Dari beberapa kasus yang pernah ditangani Penulis, ada salah satu pihak yang dalam hal ini berposisi sebagai suami telah lama tidak diketahui keberadaannya. Sang Suami meninggalkan istri dari tempat kediaman terakhir dalam waktu yang cukup lama (lebih dari dua tahun) dan komunikasi antar keduanya terputus, baik melalui surat, telepon maupun alat komunikasi lainnya. Dan bahkan keluarga sang suamipun tidak mengetahui dimana keberadaan suaminya.

Sebuah perkawinan yang ideal tentunya harus ada kejelasan dan kepastian, karena menyangkut banyak hal seperti harta bersama, anak dan lain sebagainya yang harus tetap dijaga dan dipelihara bersama sebagaimana layaknya bangunan sebuah rumah tangga.
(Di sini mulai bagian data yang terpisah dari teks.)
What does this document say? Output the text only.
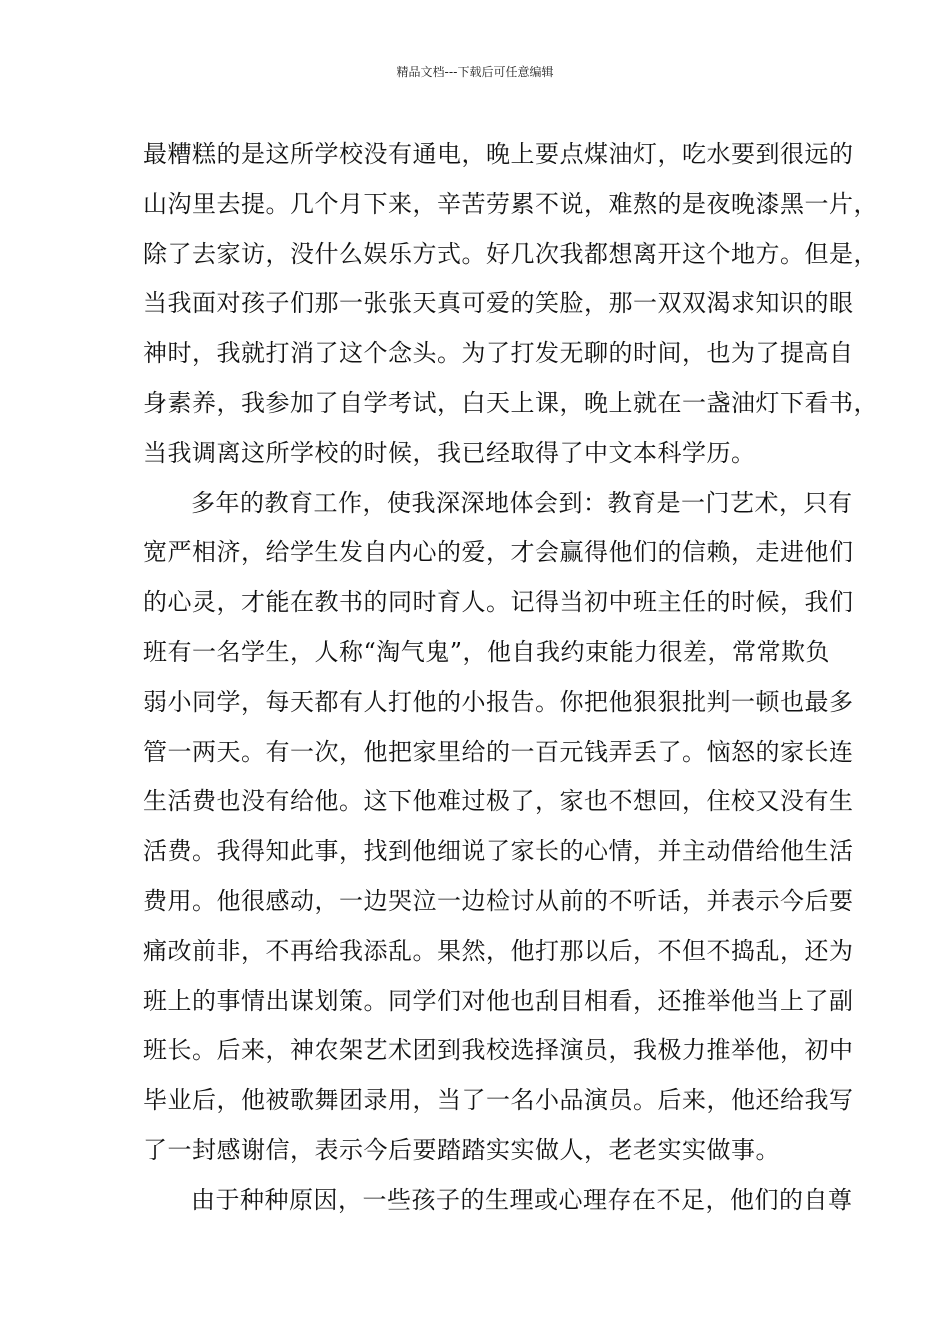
精品文档---下载后可任意编辑
最糟糕的是这所学校没有通电，晚上要点煤油灯，吃水要到很远的
山沟里去提。几个月下来，辛苦劳累不说，难熬的是夜晚漆黑一片，
除了去家访，没什么娱乐方式。好几次我都想离开这个地方。但是，
当我面对孩子们那一张张天真可爱的笑脸，那一双双渴求知识的眼
神时，我就打消了这个念头。为了打发无聊的时间，也为了提高自
身素养，我参加了自学考试，白天上课，晚上就在一盏油灯下看书，
当我调离这所学校的时候，我已经取得了中文本科学历。
多年的教育工作，使我深深地体会到：教育是一门艺术，只有
宽严相济，给学生发自内心的爱，才会赢得他们的信赖，走进他们
的心灵，才能在教书的同时育人。记得当初中班主任的时候，我们
班有一名学生，人称“淘气鬼”，他自我约束能力很差，常常欺负
弱小同学，每天都有人打他的小报告。你把他狠狠批判一顿也最多
管一两天。有一次，他把家里给的一百元钱弄丢了。恼怒的家长连
生活费也没有给他。这下他难过极了，家也不想回，住校又没有生
活费。我得知此事，找到他细说了家长的心情，并主动借给他生活
费用。他很感动，一边哭泣一边检讨从前的不听话，并表示今后要
痛改前非，不再给我添乱。果然，他打那以后，不但不捣乱，还为
班上的事情出谋划策。同学们对他也刮目相看，还推举他当上了副
班长。后来，神农架艺术团到我校选择演员，我极力推举他，初中
毕业后，他被歌舞团录用，当了一名小品演员。后来，他还给我写
了一封感谢信，表示今后要踏踏实实做人，老老实实做事。
由于种种原因，一些孩子的生理或心理存在不足，他们的自尊
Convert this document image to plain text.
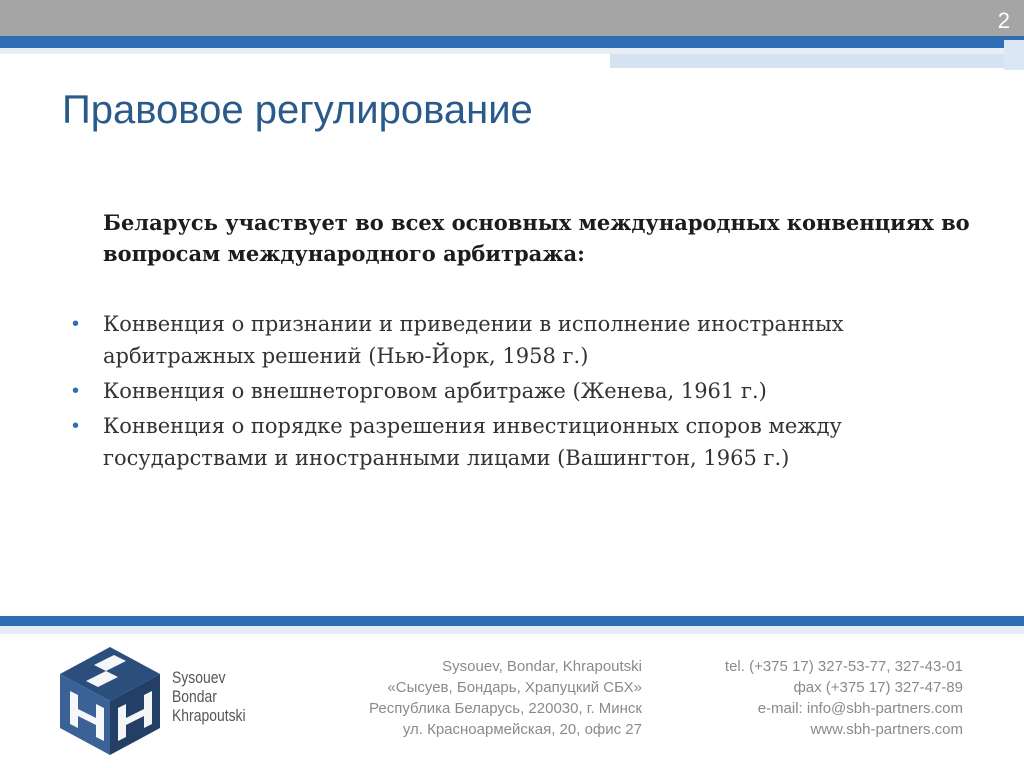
2
Правовое регулирование
Беларусь участвует во всех основных международных конвенциях во вопросам международного арбитража:
• Конвенция о признании и приведении в исполнение иностранных арбитражных решений (Нью-Йорк, 1958 г.)
• Конвенция о внешнеторговом арбитраже (Женева, 1961 г.)
• Конвенция о порядке разрешения инвестиционных споров между государствами и иностранными лицами (Вашингтон, 1965 г.)
Sysouev
Bondar
Khrapoutski
Sysouev, Bondar, Khrapoutski
«Сысуев, Бондарь, Храпуцкий СБХ»
Республика Беларусь, 220030, г. Минск
ул. Красноармейская, 20, офис 27
tel. (+375 17) 327-53-77, 327-43-01
фах (+375 17) 327-47-89
e-mail: info@sbh-partners.com
www.sbh-partners.com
Namun demikian, jika salah satu pihak mengambil suatu ketetapan ingin bercerai dengan pasangannya lantaran tidak memiliki kejelasan statusnya, maka hukum memfasilitasi perceraian ini yang diistilahkan dengan perceraian yang di-ghoibkan karena keberadaan salah satu pihak yang tidak jelas tersebut.

Menurut pasal 20 (2) PP.No.9/75 : “Dalam hal tempat kediaman Tergugat tidak jelas atau tidak diketahui atau tidak mempunyai tempat kediaman tetap, gugatan perceraian diajukan kepada Pengadilan di tempat kediaman penggugat”. Sedangkan pasal 27 (1) “Apabila tergugat berada dalam keadaan seperti tersebut pasal 20 (2) panggilan dilakukan dengan cara menempelkan gugatan pada papan pengumuman di Pengadilan dan mengumumkannya melalui satu atau beberapa surat kabar atau mass media lain yang ditetapkan oleh pengadilan.
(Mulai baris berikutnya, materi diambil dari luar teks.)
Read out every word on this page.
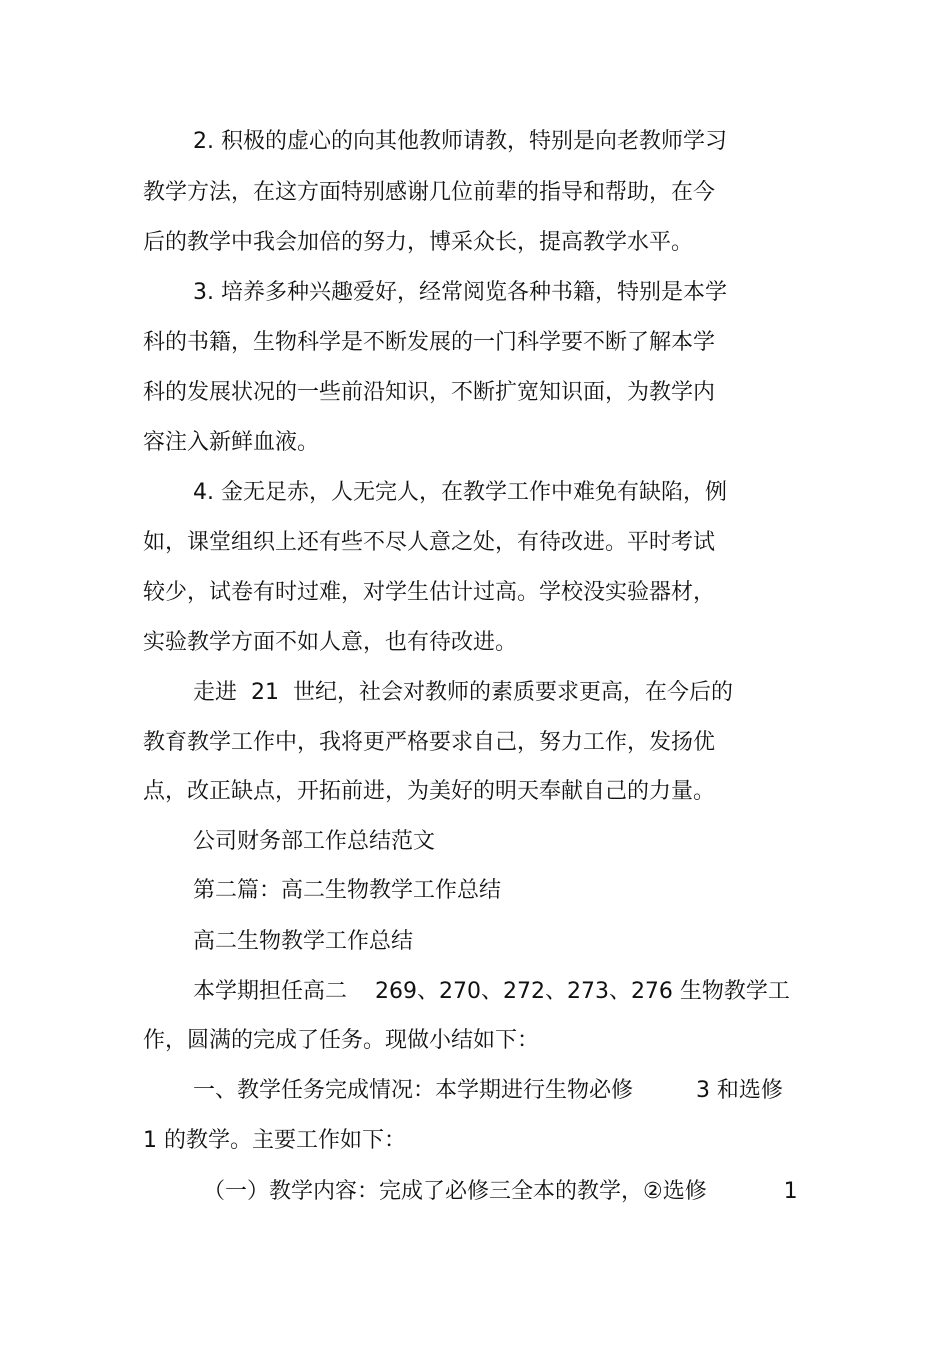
2. 积极的虚心的向其他教师请教，特别是向老教师学习
教学方法，在这方面特别感谢几位前辈的指导和帮助，在今
后的教学中我会加倍的努力，博采众长，提高教学水平。
3. 培养多种兴趣爱好，经常阅览各种书籍，特别是本学
科的书籍，生物科学是不断发展的一门科学要不断了解本学
科的发展状况的一些前沿知识，不断扩宽知识面，为教学内
容注入新鲜血液。
4. 金无足赤，人无完人，在教学工作中难免有缺陷，例
如，课堂组织上还有些不尽人意之处，有待改进。平时考试
较少，试卷有时过难，对学生估计过高。学校没实验器材，
实验教学方面不如人意，也有待改进。
走进  21  世纪，社会对教师的素质要求更高，在今后的
教育教学工作中，我将更严格要求自己，努力工作，发扬优
点，改正缺点，开拓前进，为美好的明天奉献自己的力量。
公司财务部工作总结范文
第二篇：高二生物教学工作总结
高二生物教学工作总结
本学期担任高二    269、270、272、273、276 生物教学工
作，圆满的完成了任务。现做小结如下：
一、教学任务完成情况：本学期进行生物必修         3 和选修
1 的教学。主要工作如下：
（一）教学内容：完成了必修三全本的教学，②选修           1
Ayat ke 2 nya, pengumuman seperti ayat 1 tersebut di lakukan sebanyak dua kali dengan tenggang waktu satu bulan antara pengumuman pertama dan kedua. Ayat ke 3 nya Tengang waktu antara panggilan terakhir sebagai yang dimaksud ayat 2) dengan persidangan ditetapkan sekurang-kurangnya 3
(tiga) bulan. Dan ayat ke (4) dalam hal sudah dilakukan sebagaimana maksud ayat (2) dan tergugat atau kuasanya tetap tidak hadir, gugatan diterima tanpa hadirnya tergugat, kecuali apabila gugatan itu tanpa hak atau tidak beralasan.

Akan tetapi harus diingat, supaya gugatan dikabulkan oleh majelis hakim yang memeriksa perkara, alasan-alasan yang diajukan sebagai dasar perceraian harus sesuai dengan ketentuan Pasal 19 huruf b PP. No.9/75 yakni sekurang-kurangnya telah 2 (dua) tahun meninggalkan salah satu pihak secara berturut-turut tanpa izin salah satu pihak atau tanpa alasan yang sah.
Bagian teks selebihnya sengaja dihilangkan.